Perhaps Cutler’s most competitive match has been the 18-month struggle to reform Cuyahoga County government, which has been beset by a corruption scandal unmatched anywhere in the nation.

“Frankly, Northeast Ohio has deserved better than the public government it has had over the last 20 years,” Cutler says. “In a very, very loud voice … the people said, ‘We’re tired of a government that’s not transparent, not accountable, that doesn’t appear to be honest and appears to make way too many excuses.’ ”

That vision of a better county government turns to reality this month, as newly elected County Executive Ed FitzGerald and the county council take office.

Now it’s time for them to lead, Cutler says.

“We are blessed to have tremendous leadership in the private sector,” he says. “My hope is that we will now see the public sector step up.”
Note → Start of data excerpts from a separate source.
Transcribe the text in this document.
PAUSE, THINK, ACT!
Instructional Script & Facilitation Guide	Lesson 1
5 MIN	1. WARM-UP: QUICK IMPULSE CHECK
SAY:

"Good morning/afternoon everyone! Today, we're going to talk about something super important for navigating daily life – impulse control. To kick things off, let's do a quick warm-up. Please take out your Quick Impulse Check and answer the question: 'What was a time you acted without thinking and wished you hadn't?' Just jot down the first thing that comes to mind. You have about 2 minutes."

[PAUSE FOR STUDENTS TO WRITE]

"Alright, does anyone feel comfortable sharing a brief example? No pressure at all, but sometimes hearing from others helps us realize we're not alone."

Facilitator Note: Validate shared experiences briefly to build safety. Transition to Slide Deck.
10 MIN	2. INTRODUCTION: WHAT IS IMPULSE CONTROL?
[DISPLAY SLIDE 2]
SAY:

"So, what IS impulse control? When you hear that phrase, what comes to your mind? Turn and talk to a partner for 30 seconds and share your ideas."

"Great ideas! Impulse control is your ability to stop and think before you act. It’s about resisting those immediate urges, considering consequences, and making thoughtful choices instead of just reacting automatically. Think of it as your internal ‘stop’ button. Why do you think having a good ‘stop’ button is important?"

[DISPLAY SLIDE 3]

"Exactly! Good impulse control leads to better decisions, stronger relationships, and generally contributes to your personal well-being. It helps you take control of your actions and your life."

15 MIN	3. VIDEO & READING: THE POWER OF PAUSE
Cutler, one of eight members of the county’s transition executive committee, says three attributes of leadership that he’s cultivated inside Eaton will be essential to the success of the new charter government: You have to embrace dramatic and bold change. You have to be willing to recruit top talent. You need an environment that encourages people to do their best work.

“There [has] to be a significant raising of the bar for the senior jobs that will report to the county executive,” says Cutler, who supported FitzGerald’s opponent, Matt Dolan. “Great talent is not defined by somebody you know. Great talent is defined by being truly great talent. If you don’t have that, you can’t accomplish these truly big goals.”

The sports metaphor is clear: The team that puts the best players on the field usually wins. And Sandy Cutler knows something about winning.